Among outfielders, Justin Maxwell will be most discussed. He’s got 129 PA in the majors with a career OPS of 108, and he’s fast enough to play center field.
The problem with Maxwell is his batting average. While his on-base and slugging are both decent, his career average in the minors is .257—including .242 last season at Triple-A.
The problem is he can’t hit line drives. Line drives are one of the best predictors of a sustainably high batting average, and his career rate of 12.9 percent is well below what you want from a major leaguer (18-20 percent).

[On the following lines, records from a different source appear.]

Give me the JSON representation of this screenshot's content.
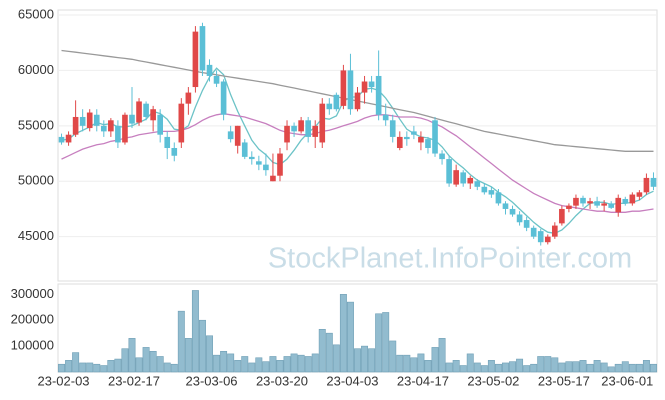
{
  "chart_data": [
    {
      "type": "candlestick",
      "watermark": "StockPlanet.InfoPointer.com",
      "ylim": [
        41000,
        65000
      ],
      "yticks": [
        45000,
        50000,
        55000,
        60000,
        65000
      ],
      "grid": true,
      "up_color": "#e04848",
      "down_color": "#5bbfd6",
      "open": [
        54000,
        53500,
        54200,
        55800,
        54800,
        56000,
        55000,
        54500,
        55000,
        53500,
        56000,
        55300,
        57000,
        55500,
        56000,
        54000,
        53000,
        53500,
        57000,
        58500,
        64000,
        60500,
        59500,
        59000,
        54500,
        53200,
        53500,
        52200,
        51800,
        51500,
        50000,
        50500,
        53500,
        55000,
        54500,
        55500,
        54000,
        53500,
        57000,
        57800,
        56800,
        60000,
        56500,
        58000,
        59000,
        59500,
        56000,
        55500,
        53000,
        54000,
        54500,
        53500,
        53800,
        55500,
        52500,
        52000,
        49700,
        50800,
        49800,
        50000,
        49500,
        49200,
        49000,
        48000,
        47500,
        47000,
        46500,
        45800,
        45500,
        44500,
        45000,
        46200,
        47500,
        47800,
        48500,
        48000,
        48200,
        47800,
        48000,
        47200,
        48400,
        48000,
        48600,
        49000,
        50300
      ],
      "high": [
        54300,
        54500,
        57300,
        56500,
        56500,
        56500,
        55500,
        55700,
        55500,
        56200,
        58500,
        57500,
        57200,
        56800,
        56500,
        54500,
        53500,
        57500,
        58500,
        64000,
        64300,
        61000,
        60000,
        59200,
        55000,
        55000,
        53800,
        52700,
        52300,
        52500,
        52500,
        53000,
        55500,
        55300,
        55800,
        55800,
        55500,
        57500,
        57500,
        58000,
        60500,
        61500,
        58500,
        59500,
        59500,
        61800,
        57000,
        56000,
        54500,
        54500,
        55000,
        54500,
        54000,
        55800,
        52800,
        52300,
        51500,
        51000,
        50500,
        50200,
        49800,
        49500,
        49300,
        48200,
        47800,
        47300,
        46800,
        46000,
        45700,
        45200,
        46300,
        47800,
        48000,
        48800,
        48700,
        48500,
        48600,
        48300,
        48200,
        48800,
        48600,
        49000,
        49200,
        50700,
        50800
      ],
      "low": [
        53300,
        53200,
        54000,
        54500,
        54500,
        54500,
        54000,
        54000,
        53000,
        53300,
        54800,
        55000,
        55500,
        54500,
        53500,
        52000,
        51800,
        53000,
        56000,
        58000,
        59500,
        59000,
        58500,
        55500,
        53500,
        52500,
        52000,
        51500,
        51000,
        50500,
        50000,
        50000,
        52800,
        54000,
        54300,
        53500,
        53000,
        53000,
        56000,
        56300,
        56500,
        56000,
        56300,
        57000,
        58000,
        55500,
        55000,
        53500,
        52800,
        53200,
        53800,
        52800,
        52500,
        52200,
        51500,
        49500,
        49500,
        49500,
        49300,
        49200,
        48800,
        48500,
        47800,
        47000,
        46800,
        46000,
        45500,
        44800,
        44200,
        44300,
        44800,
        46000,
        47200,
        47500,
        47700,
        47500,
        47600,
        47300,
        47500,
        46800,
        47800,
        47800,
        48300,
        48800,
        49200
      ],
      "close": [
        53500,
        54200,
        55800,
        55000,
        56200,
        55000,
        54500,
        55500,
        53500,
        56000,
        55200,
        57200,
        55800,
        56500,
        54200,
        53000,
        52300,
        57000,
        58000,
        63500,
        60000,
        59500,
        58800,
        56000,
        53800,
        55000,
        52200,
        52000,
        51500,
        51000,
        50500,
        52500,
        55000,
        54500,
        55500,
        54000,
        55000,
        57000,
        56500,
        56500,
        60000,
        56500,
        58000,
        59000,
        58500,
        56000,
        55500,
        54000,
        54000,
        53800,
        54200,
        54000,
        53000,
        52500,
        52000,
        49800,
        51000,
        49800,
        50300,
        49500,
        49000,
        48800,
        48000,
        47500,
        47000,
        46300,
        45800,
        45000,
        44500,
        45000,
        46000,
        47500,
        47800,
        48500,
        48000,
        48200,
        47800,
        48000,
        47600,
        48500,
        48000,
        48800,
        49000,
        50300,
        49500
      ],
      "series": [
        {
          "color": "#6cc3c7",
          "values": [
            53700,
            53800,
            54300,
            54600,
            54900,
            55300,
            55100,
            55200,
            54900,
            54900,
            55000,
            55300,
            55600,
            56300,
            56100,
            55600,
            54700,
            54600,
            55000,
            56700,
            58200,
            59400,
            60200,
            59600,
            57800,
            56300,
            55000,
            53700,
            52900,
            52400,
            51700,
            51500,
            52000,
            52800,
            53700,
            54400,
            54900,
            55700,
            55600,
            55900,
            57200,
            57600,
            57600,
            58300,
            58400,
            58200,
            57500,
            56600,
            55600,
            54700,
            54300,
            54000,
            53900,
            53700,
            53100,
            52300,
            51700,
            51200,
            50600,
            50100,
            49800,
            49500,
            49000,
            48600,
            48100,
            47500,
            46900,
            46300,
            45800,
            45400,
            45300,
            45600,
            46200,
            46900,
            47500,
            48000,
            48100,
            48100,
            47900,
            48000,
            48000,
            48100,
            48300,
            48800,
            49100
          ]
        },
        {
          "color": "#c77fbf",
          "values": [
            52000,
            52300,
            52600,
            52900,
            53100,
            53300,
            53400,
            53600,
            53700,
            53900,
            54000,
            54200,
            54300,
            54400,
            54500,
            54500,
            54500,
            54600,
            54800,
            55100,
            55500,
            55800,
            56000,
            56100,
            56000,
            55900,
            55800,
            55600,
            55400,
            55200,
            54900,
            54600,
            54400,
            54300,
            54200,
            54200,
            54300,
            54500,
            54600,
            54800,
            55000,
            55200,
            55400,
            55700,
            55900,
            56000,
            56000,
            55900,
            55800,
            55800,
            55800,
            55700,
            55500,
            55200,
            54900,
            54500,
            54100,
            53600,
            53100,
            52600,
            52100,
            51600,
            51100,
            50600,
            50100,
            49700,
            49300,
            48900,
            48600,
            48300,
            48000,
            47800,
            47700,
            47600,
            47500,
            47400,
            47300,
            47300,
            47200,
            47200,
            47200,
            47300,
            47300,
            47400,
            47500
          ]
        },
        {
          "color": "#999999",
          "values": [
            61800,
            61720,
            61640,
            61560,
            61480,
            61400,
            61320,
            61240,
            61160,
            61080,
            61000,
            60880,
            60760,
            60640,
            60520,
            60400,
            60280,
            60160,
            60040,
            59920,
            59800,
            59700,
            59600,
            59500,
            59400,
            59300,
            59200,
            59100,
            59000,
            58900,
            58800,
            58670,
            58540,
            58410,
            58280,
            58150,
            58020,
            57890,
            57760,
            57630,
            57500,
            57370,
            57240,
            57110,
            56980,
            56850,
            56720,
            56590,
            56460,
            56330,
            56200,
            56030,
            55860,
            55690,
            55520,
            55350,
            55180,
            55010,
            54840,
            54670,
            54500,
            54380,
            54260,
            54140,
            54020,
            53900,
            53780,
            53660,
            53540,
            53420,
            53300,
            53240,
            53180,
            53120,
            53060,
            53000,
            52940,
            52880,
            52820,
            52760,
            52700,
            52700,
            52700,
            52700,
            52700
          ]
        }
      ]
    },
    {
      "type": "bar",
      "color": "#92bccf",
      "ylim": [
        0,
        340000
      ],
      "yticks": [
        100000,
        200000,
        300000
      ],
      "categories": [
        "23-02-03",
        null,
        null,
        null,
        null,
        null,
        null,
        null,
        null,
        null,
        "23-02-17",
        null,
        null,
        null,
        null,
        null,
        null,
        null,
        null,
        null,
        null,
        "23-03-06",
        null,
        null,
        null,
        null,
        null,
        null,
        null,
        null,
        null,
        "23-03-20",
        null,
        null,
        null,
        null,
        null,
        null,
        null,
        null,
        null,
        "23-04-03",
        null,
        null,
        null,
        null,
        null,
        null,
        null,
        null,
        null,
        "23-04-17",
        null,
        null,
        null,
        null,
        null,
        null,
        null,
        null,
        null,
        "23-05-02",
        null,
        null,
        null,
        null,
        null,
        null,
        null,
        null,
        null,
        "23-05-17",
        null,
        null,
        null,
        null,
        null,
        null,
        null,
        null,
        "23-06-01",
        null,
        null,
        null,
        null
      ],
      "values": [
        30000,
        45000,
        75000,
        35000,
        35000,
        30000,
        25000,
        45000,
        50000,
        90000,
        130000,
        55000,
        95000,
        80000,
        60000,
        35000,
        30000,
        235000,
        130000,
        315000,
        200000,
        140000,
        65000,
        80000,
        70000,
        45000,
        60000,
        35000,
        55000,
        40000,
        60000,
        45000,
        60000,
        70000,
        65000,
        60000,
        70000,
        165000,
        150000,
        105000,
        300000,
        270000,
        90000,
        100000,
        90000,
        225000,
        230000,
        120000,
        65000,
        65000,
        55000,
        70000,
        45000,
        95000,
        130000,
        35000,
        45000,
        25000,
        70000,
        35000,
        25000,
        45000,
        30000,
        35000,
        40000,
        50000,
        25000,
        30000,
        60000,
        60000,
        55000,
        35000,
        40000,
        40000,
        45000,
        30000,
        45000,
        35000,
        20000,
        30000,
        40000,
        30000,
        30000,
        45000,
        30000
      ]
    }
  ]
}
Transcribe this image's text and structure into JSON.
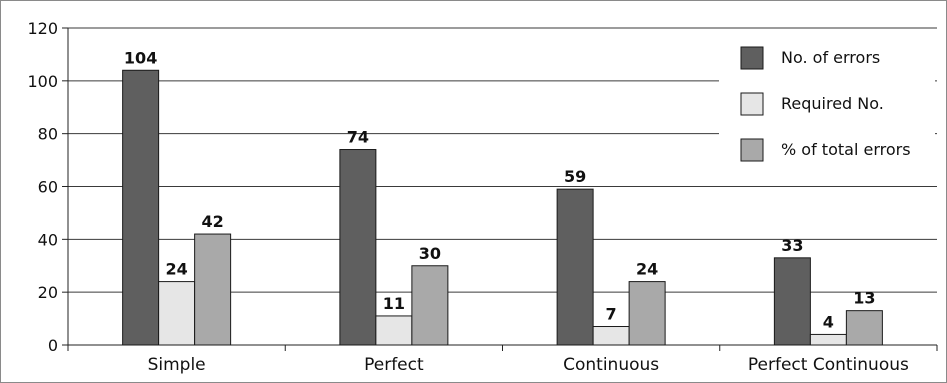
{
  "chart_data": {
    "type": "bar",
    "title": "",
    "xlabel": "",
    "ylabel": "",
    "categories": [
      "Simple",
      "Perfect",
      "Continuous",
      "Perfect Continuous"
    ],
    "series": [
      {
        "name": "No. of errors",
        "color": "#5f5f5f",
        "values": [
          104,
          74,
          59,
          33
        ]
      },
      {
        "name": "Required No.",
        "color": "#e6e6e6",
        "values": [
          24,
          11,
          7,
          4
        ]
      },
      {
        "name": "% of total errors",
        "color": "#a9a9a9",
        "values": [
          42,
          30,
          24,
          13
        ]
      }
    ],
    "ylim": [
      0,
      120
    ],
    "yticks": [
      0,
      20,
      40,
      60,
      80,
      100,
      120
    ],
    "grid": true,
    "legend_position": "top-right"
  }
}
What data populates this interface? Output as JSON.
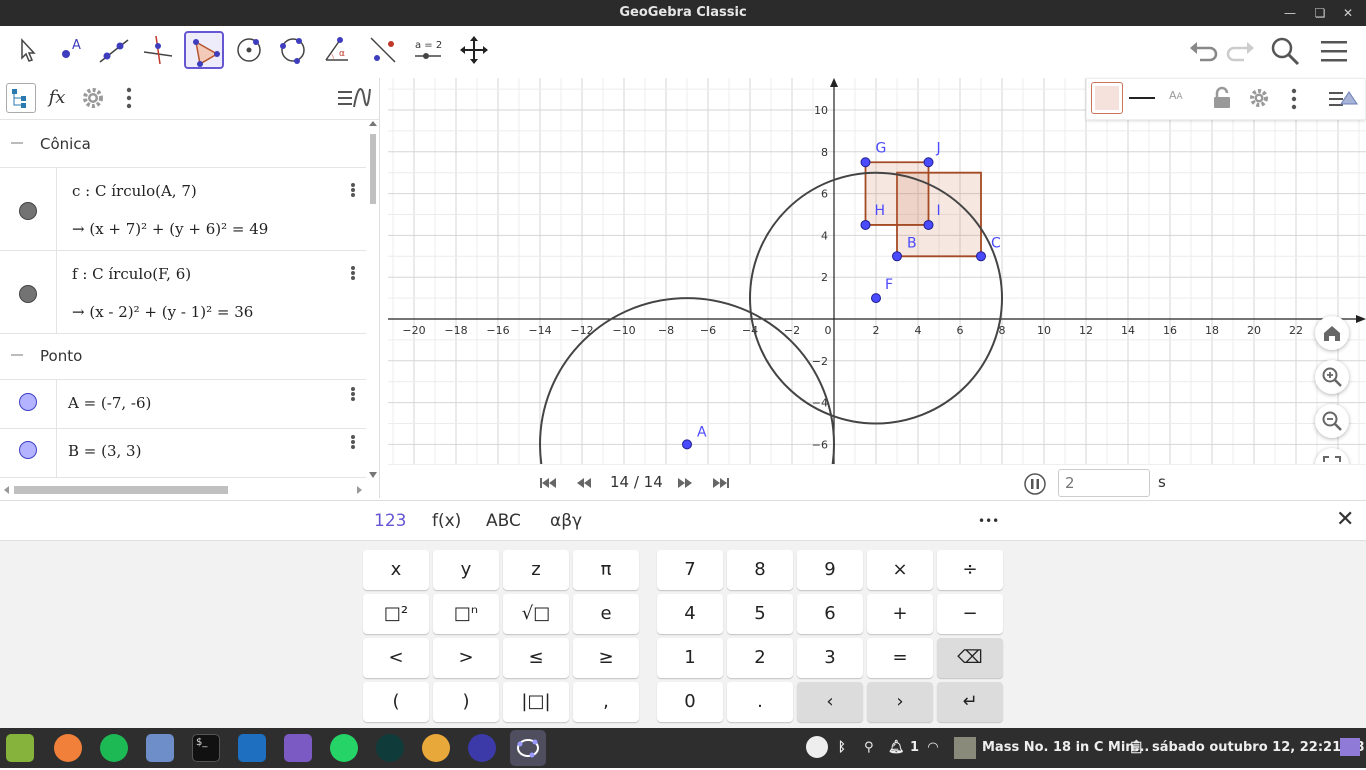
{
  "window": {
    "title": "GeoGebra Classic"
  },
  "toolbar": {
    "tools": [
      "Mover",
      "Ponto",
      "Reta",
      "Perpendicular",
      "Polígono",
      "Círculo dados Centro e Um de seus Pontos",
      "Círculo definido por Três Pontos",
      "Ângulo",
      "Reflexão em Relação a uma Reta",
      "Controle Deslizante",
      "Mover Janela de Visualização"
    ],
    "slider_label": "a = 2"
  },
  "algebra": {
    "groups": [
      {
        "name": "Cônica"
      },
      {
        "name": "Ponto"
      }
    ],
    "rows": [
      {
        "def": "c : C írculo(A, 7)",
        "value": "→  (x + 7)² + (y + 6)² = 49",
        "color": "#737373"
      },
      {
        "def": "f : C írculo(F, 6)",
        "value": "→  (x - 2)² + (y - 1)² = 36",
        "color": "#737373"
      },
      {
        "def": "A = (-7, -6)",
        "color": "#b3b3ff"
      },
      {
        "def": "B = (3, 3)",
        "color": "#b3b3ff"
      }
    ]
  },
  "graphics": {
    "x_ticks": [
      "−20",
      "−18",
      "−16",
      "−14",
      "−12",
      "−10",
      "−8",
      "−6",
      "−4",
      "−2",
      "0",
      "2",
      "4",
      "6",
      "8",
      "10",
      "12",
      "14",
      "16",
      "18",
      "20",
      "22"
    ],
    "y_ticks_pos": [
      "2",
      "4",
      "6",
      "8",
      "10"
    ],
    "y_ticks_neg": [
      "−2",
      "−4",
      "−6"
    ],
    "points": [
      {
        "label": "A",
        "x": -7,
        "y": -6
      },
      {
        "label": "B",
        "x": 3,
        "y": 3
      },
      {
        "label": "C",
        "x": 7,
        "y": 3
      },
      {
        "label": "F",
        "x": 2,
        "y": 1
      },
      {
        "label": "G",
        "x": 1.5,
        "y": 7.5
      },
      {
        "label": "H",
        "x": 1.5,
        "y": 4.5
      },
      {
        "label": "I",
        "x": 4.5,
        "y": 4.5
      },
      {
        "label": "J",
        "x": 4.5,
        "y": 7.5
      }
    ],
    "circles": [
      {
        "center": [
          -7,
          -6
        ],
        "radius": 7
      },
      {
        "center": [
          2,
          1
        ],
        "radius": 6
      }
    ],
    "squares": [
      [
        [
          3,
          3
        ],
        [
          7,
          3
        ],
        [
          7,
          7
        ],
        [
          3,
          7
        ]
      ],
      [
        [
          1.5,
          4.5
        ],
        [
          4.5,
          4.5
        ],
        [
          4.5,
          7.5
        ],
        [
          1.5,
          7.5
        ]
      ]
    ]
  },
  "player": {
    "step": "14 / 14",
    "speed_value": "2",
    "unit": "s"
  },
  "keyboard": {
    "tabs": [
      "123",
      "f(x)",
      "ABC",
      "αβγ",
      "•••"
    ],
    "left_rows": [
      [
        "x",
        "y",
        "z",
        "π"
      ],
      [
        "□²",
        "□ⁿ",
        "√□",
        "e"
      ],
      [
        "<",
        ">",
        "≤",
        "≥"
      ],
      [
        "(",
        ")",
        "|□|",
        ","
      ]
    ],
    "right_rows": [
      [
        "7",
        "8",
        "9",
        "×",
        "÷"
      ],
      [
        "4",
        "5",
        "6",
        "+",
        "−"
      ],
      [
        "1",
        "2",
        "3",
        "=",
        "⌫"
      ],
      [
        "0",
        ".",
        "‹",
        "›",
        "↵"
      ]
    ]
  },
  "taskbar": {
    "media": "Mass No. 18 in C Min...",
    "badge": "1",
    "clock": "sábado outubro 12, 22:21:38",
    "apps": [
      "Linux Mint Menu",
      "Firefox",
      "Spotify",
      "Mail",
      "Terminal",
      "VS Code",
      "Files",
      "WhatsApp",
      "GitKraken",
      "Chrome",
      "Equalizer",
      "GeoGebra"
    ]
  }
}
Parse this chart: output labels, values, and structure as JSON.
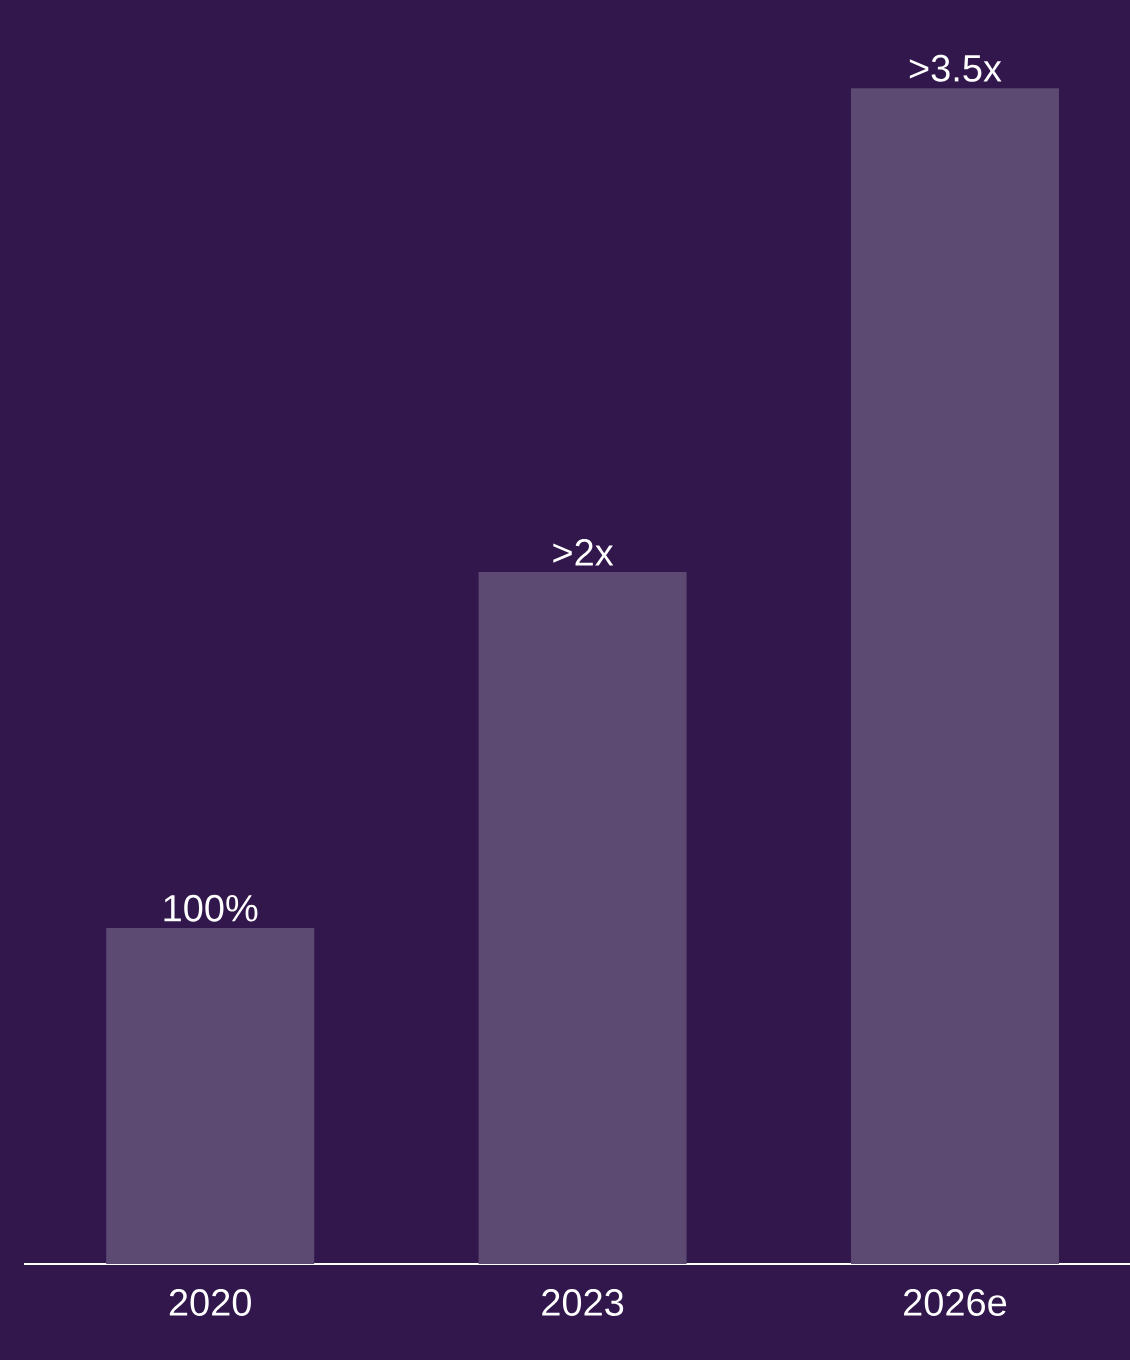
{
  "chart_data": {
    "type": "bar",
    "categories": [
      "2020",
      "2023",
      "2026e"
    ],
    "values": [
      100,
      206,
      350
    ],
    "value_labels": [
      "100%",
      ">2x",
      ">3.5x"
    ],
    "color": "#5c4a72"
  }
}
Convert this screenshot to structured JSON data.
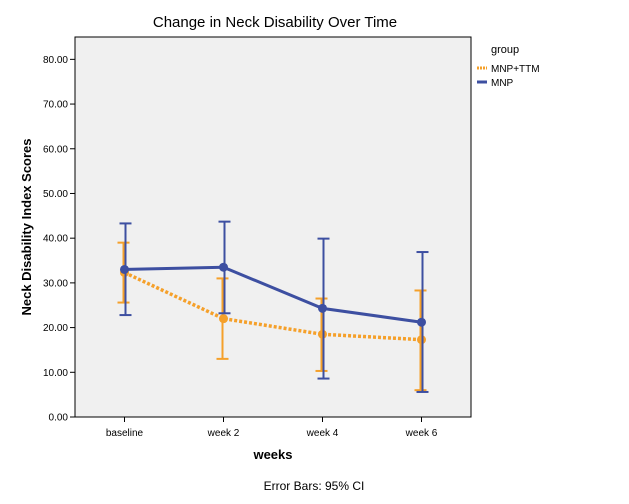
{
  "chart_data": {
    "type": "line",
    "title": "Change in Neck Disability Over Time",
    "xlabel": "weeks",
    "ylabel": "Neck Disability Index Scores",
    "categories": [
      "baseline",
      "week 2",
      "week 4",
      "week 6"
    ],
    "ylim": [
      0,
      85
    ],
    "yticks": [
      "0.00",
      "10.00",
      "20.00",
      "30.00",
      "40.00",
      "50.00",
      "60.00",
      "70.00",
      "80.00"
    ],
    "ytick_values": [
      0,
      10,
      20,
      30,
      40,
      50,
      60,
      70,
      80
    ],
    "legend_title": "group",
    "legend_position": "top-right",
    "series": [
      {
        "name": "MNP+TTM",
        "color": "#f5a02a",
        "style": "dotted",
        "values": [
          32.3,
          22.0,
          18.5,
          17.3
        ],
        "ci_low": [
          25.6,
          13.0,
          10.3,
          6.0
        ],
        "ci_high": [
          39.0,
          31.0,
          26.5,
          28.3
        ]
      },
      {
        "name": "MNP",
        "color": "#3d4fa1",
        "style": "solid",
        "values": [
          33.0,
          33.5,
          24.3,
          21.2
        ],
        "ci_low": [
          22.8,
          23.2,
          8.6,
          5.6
        ],
        "ci_high": [
          43.3,
          43.7,
          39.9,
          36.9
        ]
      }
    ],
    "plot_background": "#f0f0f0",
    "footnote": "Error Bars: 95% CI"
  }
}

There are a couple other players who could get looks, including Rogearvin Bernadina, another speedy outfielder with underwhelming minor league numbers, and mediocre veterans Kevin Mench, Willy Taveras, and Chris Duncan. Mench and Taveras have each had solid seasons in the past, but neither is worth starting every day at this stage in their careers.
More at-bats will certainly go to Willie Harris, Washington’s super-sub defensive replacement, and that isn’t a terrible thing. But in a team looking to rebuilding, giving a lot of at-bats to a short-term solution wouldn’t be prudent.
Another option is to move Adam Dunn back to the outfield, where he played for eight seasons with the Cincinnati Reds—and where he played in Washington before Nick Johnson was traded. That would free up first base—but for who?
Mike Morse has been OK this spring, and used to be a prospect with the Mariners. He’ll be 28 this season with a career 106 OPS+. Neither of those numbers bode well for him succeeding in winning the first base job.
The player most deserving of at-bats is probably shortstop prospect Ian Desmond. He’s been taking some practice in the outfield this spring, and while his bat would play best in the middle infield, he has more potential than any of the other players discussed.
It might be best to rotate him, Cristian Guzman, and Adam Kennedy between RF, SS, and 2B—so that Desmond could get some reps at the position he will (hopefully) one day inherit. It’s an imperfect solution, but it may work best for the Nationals.
(Unless they want to sign Jermaine Dye. But, given his defense and age, there are probably places he could be put to better use.)